Catching threat actors at this point is essential – especially as exfiltration (when it begins) is also being accelerated by AI. The fastest recorded case last year was just six minutes; down from 4 hours 29 minutes in 2024.

Fighting fire with (AI) fire

If attackers are able to access your network with elevated privileges or stay hidden on unobserved endpoints, and then move laterally without raising any alarms, human-powered response will often be too slow. You need to limit social engineering, update defensive posture to improve detection of suspicious behavior, and accelerate response times.

AI-powered extended detection and response (XDR) and managed detection and response (MDR) can help here by automatically flagging suspicious behavior, using contextual data to improve alert fidelity, and remediating where necessary. Advanced offerings may also help by clustering alerts and generating automated responses for stretched SOC teams, freeing up their time to work on high-value tasks like threat hunting.

A single, unified provider with insight across endpoint, networks, cloud and other layers can also shine a light onto those gaps that exist between point solutions, for full visibility of potential attack paths. Ensure that any such tools also have visibility of edge devices, and work seamlessly with your security information and event management (SIEM) and security orchestration and response (SOAR) tooling. 

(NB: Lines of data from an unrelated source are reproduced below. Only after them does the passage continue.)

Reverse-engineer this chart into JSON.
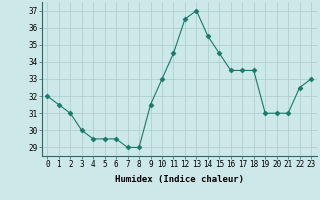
{
  "x": [
    0,
    1,
    2,
    3,
    4,
    5,
    6,
    7,
    8,
    9,
    10,
    11,
    12,
    13,
    14,
    15,
    16,
    17,
    18,
    19,
    20,
    21,
    22,
    23
  ],
  "y": [
    32.0,
    31.5,
    31.0,
    30.0,
    29.5,
    29.5,
    29.5,
    29.0,
    29.0,
    31.5,
    33.0,
    34.5,
    36.5,
    37.0,
    35.5,
    34.5,
    33.5,
    33.5,
    33.5,
    31.0,
    31.0,
    31.0,
    32.5,
    33.0
  ],
  "xlabel": "Humidex (Indice chaleur)",
  "xlim": [
    -0.5,
    23.5
  ],
  "ylim": [
    28.5,
    37.5
  ],
  "yticks": [
    29,
    30,
    31,
    32,
    33,
    34,
    35,
    36,
    37
  ],
  "xticks": [
    0,
    1,
    2,
    3,
    4,
    5,
    6,
    7,
    8,
    9,
    10,
    11,
    12,
    13,
    14,
    15,
    16,
    17,
    18,
    19,
    20,
    21,
    22,
    23
  ],
  "line_color": "#1a7a6a",
  "marker": "D",
  "marker_size": 2.5,
  "bg_color": "#cce8e8",
  "grid_color": "#aacccc",
  "label_fontsize": 6.5,
  "tick_fontsize": 5.5
}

Threat intelligence and threat hunting are also vital to keep pace with AI-supported adversaries. An approach that harnesses both will help teams focus on what matters – how attackers are targeting them and where they might move next. AI agents might in time be able to take on more of these tasks autonomously to further speed up response times.

Regaining the initiative

There are other ways to accelerate response times, including:

  • The continuous monitoring and awareness across endpoints, network, and cloud environments.
  • Automated steps – such as session termination, password reset or host isolation – that need to be taken in order to address suspicious activity and, where appropriate, automated analysis combined with human assessment to investigate alerts and inform the steps needed to contain a threat fast.
  • Least privilege access policies, micro-segmentation and other hallmarks of Zero Trust to ensure strict access controls and minimize the blast radius of attacks.
  • Enhanced identity-centric security based around strong, unique credentials managed in a password manager, and backed by phishing-resistant MFA.
  • Anti-vishing steps including updated helpdesk processes (e.g., out-of-band callbacks) and effective awareness training
  • Brute-force protection that blocks automated password-guessing attacks at entry.
  • Continuous monitoring of social media and dark web for exposed employee and company information that could be weaponized.
  • Monitoring of scripts and processes as they "decloak" in memory, to spot and block LOTL behavior.
  • Cloud sandbox execution of suspicious files to mitigate zero-day exploit threats.

None of these steps alone is a silver bullet. But when layered up and relying on AI-powered MDR/XDR from a reputable supplier, they can help defenders to regain the initiative. It may be an arms race, but it’s one with fundamentally no end in sight. That means there’s time to catch up.